Cette approche pédagogique révèle le potentiel de transformation épistémologique et ontologique de la nation démocratique. Pour moi, cette expérience a prouvé que cette théorie n’est pas une simple proposition abstraite, mais un modèle viable. La résistance prend sens non seulement par l’opposition, mais aussi en proposant une alternative transformatrice et viable. La nation démocratique est la voie vers la construction de cette alternative. (EJA/VK)
Notes de bas de page
- Pour une analyse historique critique du processus de construction de la nation de la République turque, voir : Tanıl Bora, Milliyetçiliğin Kara Baharı, Birikim Yayınları, 2011.
- Sur la structure militariste de l’État-nation et sa nature exclusive, se référer à : Cynthia Weber, International Relations Theory: A Critical Introduction, Routledge, 2014.
- Pour une critique féministe et écologique de l’État-nation, voir : Silvia Federici, Caliban and the Witch: Women, the Body and Primitive Accumulation, Autonomedia, 2004 ; et Maria Mies & Vandana Shiva, Ecofeminism, Zed Books, 1993.
- Abdullah Öcalan, Manifeste pour une civilisation démocratique, vol. I : Civilisation – L’ère des dieux masqués et des rois déguisés, Édition Initiative internationale, 2015.
- Ernest Renan, Qu’est-ce qu’une nation ?, Cours à la Sorbonne, 1882. Traduit par Ethan Rundell, disponible aux archives du Collège de France.
- Mikhaïl Bakounine, Étatisme et anarchie, Cambridge University Press, 1990 ; Pierre-Joseph Proudhon, Le Principe de fédération, 1863.
- Murray Bookchin, La prochaine révolution : les assemblées populaires et la promesse de la démocratie directe, Verso Books, 2015.
- Le sous-commandant Marcos et les zapatistes, Notre parole est notre arme, Seven Stories Press, 2001.

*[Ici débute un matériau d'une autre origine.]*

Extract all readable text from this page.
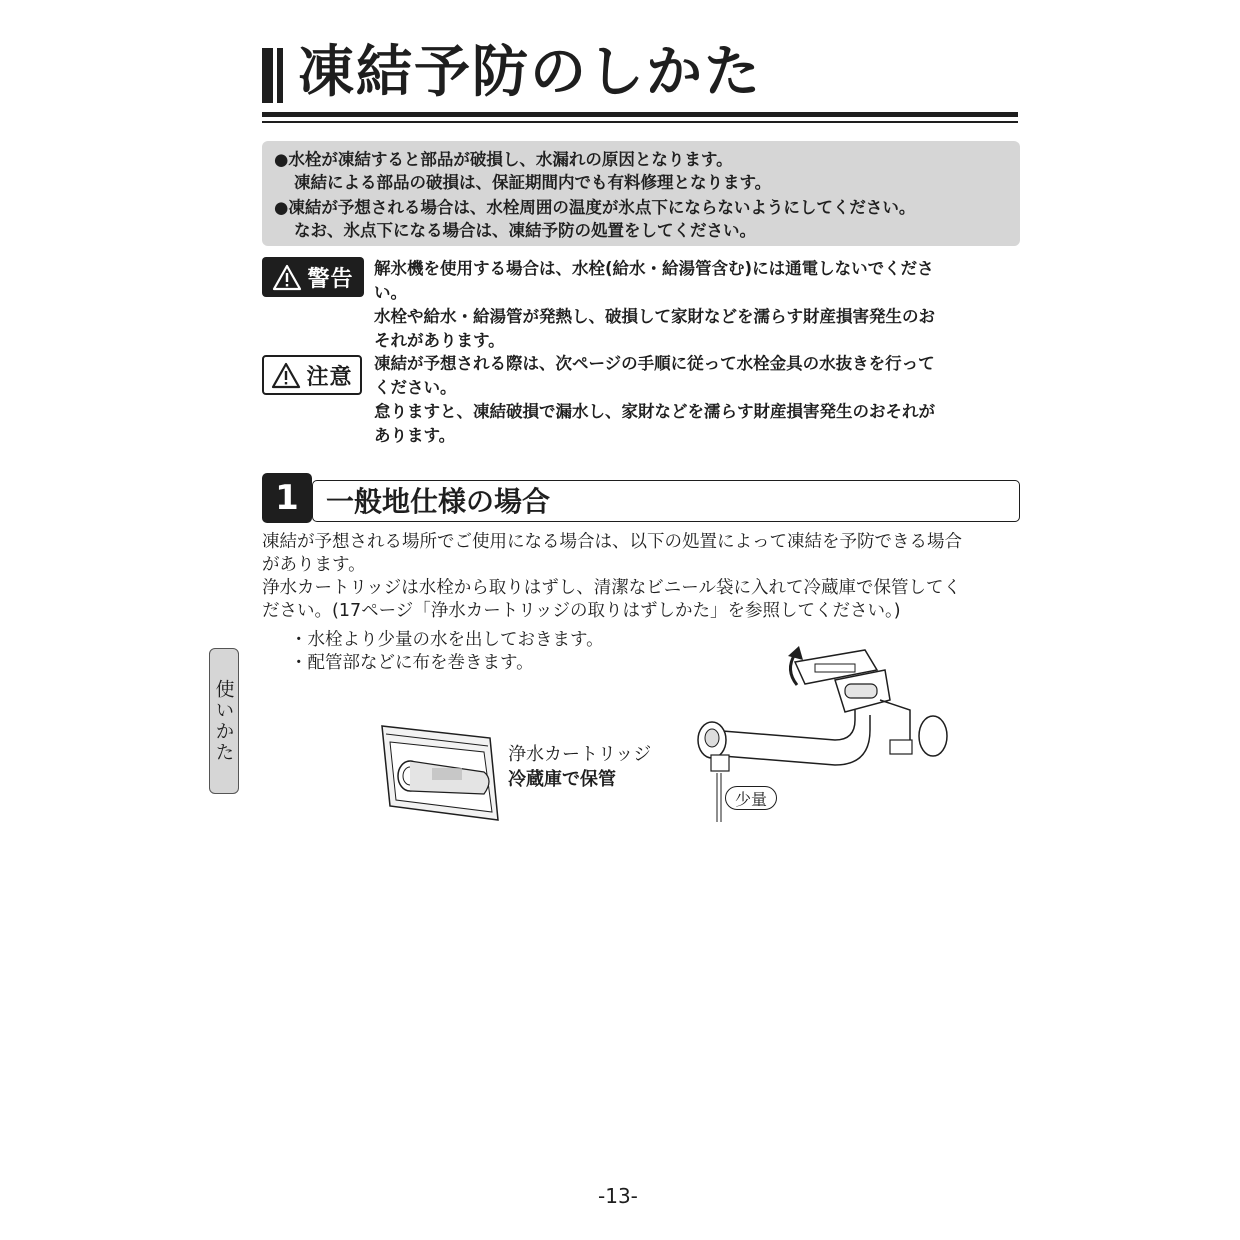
凍結予防のしかた
●水栓が凍結すると部品が破損し、水漏れの原因となります。
凍結による部品の破損は、保証期間内でも有料修理となります。
●凍結が予想される場合は、水栓周囲の温度が氷点下にならないようにしてください。
なお、氷点下になる場合は、凍結予防の処置をしてください。
警告 解氷機を使用する場合は、水栓(給水・給湯管含む)には通電しないでくださ
い。
水栓や給水・給湯管が発熱し、破損して家財などを濡らす財産損害発生のお
それがあります。
注意
凍結が予想される際は、次ページの手順に従って水栓金具の水抜きを行って
ください。
怠りますと、凍結破損で漏水し、家財などを濡らす財産損害発生のおそれが
あります。
1 一般地仕様の場合
凍結が予想される場所でご使用になる場合は、以下の処置によって凍結を予防できる場合
があります。
浄水カートリッジは水栓から取りはずし、清潔なビニール袋に入れて冷蔵庫で保管してく
ださい。(17ページ「浄水カートリッジの取りはずしかた」を参照してください。)
・水栓より少量の水を出しておきます。
・配管部などに布を巻きます。
使いかた	浄水カートリッジ
冷蔵庫で保管
少量
-13-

- Les récits de Rıza Altun sont documentés dans des entretiens et des textes historiques sur les premières années du PKK. Voir aussi : PKK : Kürdistan’da Halk Gerçeği ve Özgürlük, Mezopotamya Yayınları, 1991.
- Nazan Üstündağ, La politique de la liberté des femmes dans le mouvement kurde, Journal of Middle East Women’s Studies, vol. 12, n° 2, 2016.